I pretty much lifted this recipe from Martha Stewart but with a key change. She uses yogurt to thicken the soup and then adds chopped avocado for garnish. I omitted the yogurt completely and instead use the avocado as a thickener. It provide a rich creaminess without the added dairy. This soup has so many flavorful ingredients that in my opinion the tanginess of yogurt takes away from its fresh qualities. In this case, less is more. I prepared my version with homemade chicken stock but the recipe can easily be made vegan by using vegetable stock.
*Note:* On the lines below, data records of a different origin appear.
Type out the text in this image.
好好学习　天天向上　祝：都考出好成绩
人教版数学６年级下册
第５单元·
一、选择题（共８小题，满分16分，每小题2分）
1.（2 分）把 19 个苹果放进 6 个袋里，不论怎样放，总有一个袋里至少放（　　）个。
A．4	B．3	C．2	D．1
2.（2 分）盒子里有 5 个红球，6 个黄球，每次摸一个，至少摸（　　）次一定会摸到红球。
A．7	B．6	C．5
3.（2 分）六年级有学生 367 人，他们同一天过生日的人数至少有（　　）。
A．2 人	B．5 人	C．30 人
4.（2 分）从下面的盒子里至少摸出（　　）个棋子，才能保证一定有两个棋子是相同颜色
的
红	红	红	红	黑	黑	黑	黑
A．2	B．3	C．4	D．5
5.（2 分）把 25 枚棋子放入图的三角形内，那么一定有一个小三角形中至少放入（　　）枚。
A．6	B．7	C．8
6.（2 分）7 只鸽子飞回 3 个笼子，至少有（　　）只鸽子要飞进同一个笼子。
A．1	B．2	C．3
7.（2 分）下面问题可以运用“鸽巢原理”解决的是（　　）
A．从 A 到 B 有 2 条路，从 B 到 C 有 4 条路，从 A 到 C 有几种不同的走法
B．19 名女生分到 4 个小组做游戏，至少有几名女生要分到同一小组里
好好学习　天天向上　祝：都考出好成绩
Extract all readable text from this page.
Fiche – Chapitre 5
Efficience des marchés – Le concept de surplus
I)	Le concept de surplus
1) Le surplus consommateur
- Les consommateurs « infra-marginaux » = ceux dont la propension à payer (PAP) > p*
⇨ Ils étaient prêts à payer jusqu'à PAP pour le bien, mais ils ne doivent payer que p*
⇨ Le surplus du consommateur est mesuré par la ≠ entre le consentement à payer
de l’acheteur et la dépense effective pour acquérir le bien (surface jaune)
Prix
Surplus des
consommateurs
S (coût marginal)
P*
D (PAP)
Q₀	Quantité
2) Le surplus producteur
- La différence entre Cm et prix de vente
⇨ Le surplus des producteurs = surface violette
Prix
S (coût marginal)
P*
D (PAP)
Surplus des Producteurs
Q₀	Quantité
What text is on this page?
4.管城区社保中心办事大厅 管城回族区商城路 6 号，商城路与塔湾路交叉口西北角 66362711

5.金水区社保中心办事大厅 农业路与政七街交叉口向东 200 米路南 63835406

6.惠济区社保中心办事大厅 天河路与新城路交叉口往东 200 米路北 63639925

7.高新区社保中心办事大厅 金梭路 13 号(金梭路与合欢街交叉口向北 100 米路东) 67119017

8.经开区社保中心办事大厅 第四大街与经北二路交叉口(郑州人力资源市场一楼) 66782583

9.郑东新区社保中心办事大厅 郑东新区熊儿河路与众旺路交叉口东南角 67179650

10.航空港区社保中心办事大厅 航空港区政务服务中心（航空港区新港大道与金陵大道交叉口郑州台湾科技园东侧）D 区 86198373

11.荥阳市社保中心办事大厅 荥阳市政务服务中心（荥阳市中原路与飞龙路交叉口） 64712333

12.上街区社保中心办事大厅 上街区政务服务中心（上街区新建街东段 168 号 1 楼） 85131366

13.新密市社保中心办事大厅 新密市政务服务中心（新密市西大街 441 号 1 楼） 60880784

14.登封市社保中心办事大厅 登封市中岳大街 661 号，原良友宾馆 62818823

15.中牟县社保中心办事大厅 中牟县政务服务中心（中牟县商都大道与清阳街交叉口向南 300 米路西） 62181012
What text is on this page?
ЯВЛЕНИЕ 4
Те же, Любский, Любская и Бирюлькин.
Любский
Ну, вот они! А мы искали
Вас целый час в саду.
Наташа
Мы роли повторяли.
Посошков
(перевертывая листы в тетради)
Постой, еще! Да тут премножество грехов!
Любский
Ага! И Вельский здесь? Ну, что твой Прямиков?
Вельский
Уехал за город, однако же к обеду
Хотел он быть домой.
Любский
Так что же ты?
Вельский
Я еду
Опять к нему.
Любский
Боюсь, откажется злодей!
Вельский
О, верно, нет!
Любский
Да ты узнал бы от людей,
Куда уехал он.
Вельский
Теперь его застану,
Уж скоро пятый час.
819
- 1 pound tomatillos, hulled and washed
- 2 garlic cloves
- optional: 1 jalapeno pepper
- 1 cup cucumber, peeled, seeded, and chopped (approximately 1 medium cucumber)
- ¼ cup shallot, chopped
- ¼ cup fresh cilantro, chopped
- ½ cup chicken or vegetable stock, preferably homemade
- 1 tablespoon fresh lime juice
- ½ teaspoon salt
- 1 cup water
- 1 avocado
- Preheat the broiler and place an oven rack in the top position. Line a baking sheet with foil. Broil the tomatillos, garlic and jalapeno (if using) on the baking sheet for 5 minutes. Keep an eye on the vegetables while they're broiling to make sure they don't burn. Turn the ingredients over and broil for another 5 minutes. The tomatillos should be brown in spots and will have started releasing juices. Remove from the oven.
- Add the tomatillos, garlic, jalapeno, cucumber, shallot, cilantro, stock, lime juice, salt and water to a blender. Pit the avocado and scoop the flesh into the blender as well. Puree until very smooth.
- Pour the soup into a large bowl, cover, and refrigerate for at least 2 hours before serving to allow to flavors to blend.